The exhaustive 500-page report documents how descendants of slavery in California, and more broadly in the U.S., have suffered compounding inequities through more than a dozen facets of life, including education, employment and housing, and offers recommendations to right those wrongs through systemic policy shifts and “comprehensive” financial compensation.
“In 1883, the Supreme Court interpreted the 13th Amendment as empowering Congress ‘to pass all laws necessary and proper for abolishing all badges and incidents of slavery in the United States,’” the report reads.
“However, throughout the rest of American history, instead of abolishing the ‘badges and incidents of slavery,’ the United States federal, state and local governments, including California, perpetuated and created new iterations of these ‘badges and incidents.’ The resulting harms have been innumerable and have snowballed over generations.”
The report, which is the first of its kind to be produced on the state level, urges the creation of a new statewide office that would provide a pathway for financial reparations for Black Americans, and pushes for expanded voter registration and the improvement of Black neighborhoods, among other recommendations.
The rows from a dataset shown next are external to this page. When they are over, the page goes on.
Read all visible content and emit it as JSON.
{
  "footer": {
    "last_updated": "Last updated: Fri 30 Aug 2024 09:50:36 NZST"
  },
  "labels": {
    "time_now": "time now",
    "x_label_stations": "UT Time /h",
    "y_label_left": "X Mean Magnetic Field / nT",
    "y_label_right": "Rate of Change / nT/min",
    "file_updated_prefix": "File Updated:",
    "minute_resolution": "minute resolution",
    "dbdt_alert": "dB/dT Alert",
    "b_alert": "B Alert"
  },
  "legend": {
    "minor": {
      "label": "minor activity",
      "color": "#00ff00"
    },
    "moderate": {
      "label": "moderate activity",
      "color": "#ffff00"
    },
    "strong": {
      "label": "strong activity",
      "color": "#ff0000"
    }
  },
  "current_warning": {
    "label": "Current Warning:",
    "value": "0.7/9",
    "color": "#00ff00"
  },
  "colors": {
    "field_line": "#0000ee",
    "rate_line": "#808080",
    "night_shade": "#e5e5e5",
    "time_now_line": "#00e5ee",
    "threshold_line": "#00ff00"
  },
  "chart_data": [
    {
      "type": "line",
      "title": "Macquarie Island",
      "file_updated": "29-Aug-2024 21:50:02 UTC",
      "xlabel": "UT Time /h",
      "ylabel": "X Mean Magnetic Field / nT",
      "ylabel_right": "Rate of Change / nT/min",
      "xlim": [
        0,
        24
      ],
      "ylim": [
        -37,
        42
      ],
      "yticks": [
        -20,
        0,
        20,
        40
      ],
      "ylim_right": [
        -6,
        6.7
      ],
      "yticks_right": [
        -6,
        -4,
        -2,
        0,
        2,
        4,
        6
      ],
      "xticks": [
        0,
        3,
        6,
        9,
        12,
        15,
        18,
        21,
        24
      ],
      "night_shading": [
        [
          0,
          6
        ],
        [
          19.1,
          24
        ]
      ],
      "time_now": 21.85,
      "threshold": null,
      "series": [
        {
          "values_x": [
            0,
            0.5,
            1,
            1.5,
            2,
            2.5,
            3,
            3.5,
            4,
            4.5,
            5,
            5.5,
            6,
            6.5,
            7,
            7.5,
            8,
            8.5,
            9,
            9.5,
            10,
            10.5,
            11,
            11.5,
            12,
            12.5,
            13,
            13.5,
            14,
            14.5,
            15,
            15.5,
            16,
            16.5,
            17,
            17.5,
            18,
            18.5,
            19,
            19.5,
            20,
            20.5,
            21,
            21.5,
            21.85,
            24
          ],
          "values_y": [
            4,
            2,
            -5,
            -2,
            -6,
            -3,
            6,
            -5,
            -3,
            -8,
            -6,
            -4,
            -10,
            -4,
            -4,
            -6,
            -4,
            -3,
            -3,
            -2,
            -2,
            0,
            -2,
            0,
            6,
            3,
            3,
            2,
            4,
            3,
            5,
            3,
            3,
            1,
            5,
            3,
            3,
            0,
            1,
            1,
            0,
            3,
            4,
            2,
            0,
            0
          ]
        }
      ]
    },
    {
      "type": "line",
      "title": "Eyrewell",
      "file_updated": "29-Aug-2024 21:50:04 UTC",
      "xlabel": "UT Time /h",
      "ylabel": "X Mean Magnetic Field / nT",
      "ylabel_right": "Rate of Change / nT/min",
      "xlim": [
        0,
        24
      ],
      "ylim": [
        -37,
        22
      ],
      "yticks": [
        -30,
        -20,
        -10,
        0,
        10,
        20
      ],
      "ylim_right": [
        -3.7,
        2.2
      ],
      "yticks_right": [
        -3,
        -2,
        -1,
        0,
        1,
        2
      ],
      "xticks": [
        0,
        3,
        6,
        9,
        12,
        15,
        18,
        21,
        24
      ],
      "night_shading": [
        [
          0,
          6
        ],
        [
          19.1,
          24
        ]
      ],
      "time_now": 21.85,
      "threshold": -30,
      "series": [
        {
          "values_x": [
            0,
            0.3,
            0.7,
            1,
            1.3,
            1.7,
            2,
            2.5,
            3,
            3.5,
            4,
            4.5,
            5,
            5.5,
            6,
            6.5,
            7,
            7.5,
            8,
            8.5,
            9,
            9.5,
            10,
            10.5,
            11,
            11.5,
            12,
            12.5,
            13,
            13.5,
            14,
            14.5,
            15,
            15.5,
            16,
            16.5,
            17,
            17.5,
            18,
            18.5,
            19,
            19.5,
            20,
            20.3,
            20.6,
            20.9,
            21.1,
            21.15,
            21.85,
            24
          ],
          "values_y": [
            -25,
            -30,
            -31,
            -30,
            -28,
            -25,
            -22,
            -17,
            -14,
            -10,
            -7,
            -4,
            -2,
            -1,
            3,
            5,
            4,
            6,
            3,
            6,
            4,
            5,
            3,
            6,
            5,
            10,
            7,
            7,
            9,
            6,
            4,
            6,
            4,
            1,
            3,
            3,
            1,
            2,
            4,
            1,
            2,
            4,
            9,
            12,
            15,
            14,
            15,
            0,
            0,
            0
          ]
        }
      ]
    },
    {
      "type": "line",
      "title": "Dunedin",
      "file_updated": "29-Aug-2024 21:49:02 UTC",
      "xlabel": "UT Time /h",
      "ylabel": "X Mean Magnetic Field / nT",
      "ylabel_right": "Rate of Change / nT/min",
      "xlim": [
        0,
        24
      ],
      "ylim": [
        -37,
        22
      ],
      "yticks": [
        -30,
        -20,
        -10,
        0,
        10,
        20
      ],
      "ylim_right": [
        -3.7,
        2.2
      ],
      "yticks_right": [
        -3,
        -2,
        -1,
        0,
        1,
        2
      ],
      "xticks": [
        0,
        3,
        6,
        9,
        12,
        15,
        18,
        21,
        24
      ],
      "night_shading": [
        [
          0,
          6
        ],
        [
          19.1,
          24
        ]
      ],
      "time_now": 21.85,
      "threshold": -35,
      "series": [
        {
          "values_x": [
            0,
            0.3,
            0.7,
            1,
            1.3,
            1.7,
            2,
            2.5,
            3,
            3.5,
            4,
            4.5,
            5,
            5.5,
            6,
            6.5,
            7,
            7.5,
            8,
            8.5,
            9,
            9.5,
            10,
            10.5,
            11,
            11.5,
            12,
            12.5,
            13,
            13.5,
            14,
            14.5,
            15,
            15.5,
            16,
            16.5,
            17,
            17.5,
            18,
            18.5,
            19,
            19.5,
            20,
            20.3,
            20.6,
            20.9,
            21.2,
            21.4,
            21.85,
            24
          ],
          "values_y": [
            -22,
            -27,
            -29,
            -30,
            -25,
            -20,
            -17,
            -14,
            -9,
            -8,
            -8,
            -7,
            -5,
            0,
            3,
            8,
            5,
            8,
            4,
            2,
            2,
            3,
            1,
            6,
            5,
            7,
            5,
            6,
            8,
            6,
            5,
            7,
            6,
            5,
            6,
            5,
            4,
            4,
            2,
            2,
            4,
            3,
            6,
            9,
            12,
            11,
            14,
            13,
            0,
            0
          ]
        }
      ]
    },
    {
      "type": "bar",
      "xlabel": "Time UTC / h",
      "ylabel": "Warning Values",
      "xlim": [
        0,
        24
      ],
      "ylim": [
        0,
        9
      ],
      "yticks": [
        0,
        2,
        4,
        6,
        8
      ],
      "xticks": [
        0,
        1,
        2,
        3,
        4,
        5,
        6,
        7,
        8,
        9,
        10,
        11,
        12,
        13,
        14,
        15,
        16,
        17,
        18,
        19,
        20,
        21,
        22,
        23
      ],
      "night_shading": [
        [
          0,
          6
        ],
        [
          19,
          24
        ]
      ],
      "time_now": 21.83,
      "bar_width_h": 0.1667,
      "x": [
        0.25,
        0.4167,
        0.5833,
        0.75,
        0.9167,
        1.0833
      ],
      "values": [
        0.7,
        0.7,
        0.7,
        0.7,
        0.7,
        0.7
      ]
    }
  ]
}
The document, however, stopped short of attaching a specific number to the reparations, mainly because it’s the first of two reports coming from the nine-member task force, with the second to be released some time next year.
“I’m hoping that this report is used as an education tool and an organizing tool, educating the state of California and the United States at large about the harms against the African American community and the contributions of the African American community in the United States,” said Kamilah Moore, chair of the task force. “This report is documenting the full corpus of evidence around the harms against the African American community, which will substantiate the claims for reparations in the final report.”
Members of the task force claim this is the first government-commissioned study on harm against Black Americans since the 1968 Kerner Commission report, which was ordered by then-President Lyndon Johnson.
The findings come at a time of increased fervor around the topic of reparations — just last month more than 25 social justice organizations penned a letter to President Biden urging him “to study and develop reparations proposals for African Americans” by Juneteenth, or June 19, the anniversary of the day in 1865 that African Americans returned in Galveston, Texas, to news that they were freed. Last March, Evanston, Ill., became the first city in the country to approve reparations for Black residents.
Advocates for reparations believe the only way Black Americans will see any kind of financial compensation will be through policy and politics.
“This has to be a political campaign on top of a matter of policy and any sort of moral argument,” James Lance Taylor, a political science professor at the University of San Francisco and a member of that city's reparations task force, told the Washington Post. “Anything in favor of expanding rights to Black people has always been negatively received. The odds are always against us, but we are further along than we’ve ever been.”
"The depth, breadth and scope of the report is astounding," task force member Lisa Holder told USA Today. "We are evaluating racism beginning in 1619 and going all the way to the present … and connecting (past) injustices to injustice that we are seeing today."
California Gov. Gavin Newsom, a Democrat, signed legislation to create the task force in 2020, becoming the only state to move forward with a reparations study at this scale. Following Wednesday’s report, the panel will now pivot to creating a detailed proposal for reparations for the state legislature to consider. In March, the group voted 5-4 to limit cash reparations only to people who can prove that they are descended from enslaved and free Black Americans who were in the country before the end of the 19th century.
“The harm against the African American community has been so extensive that reparations are pretty much overdue,” Moore said.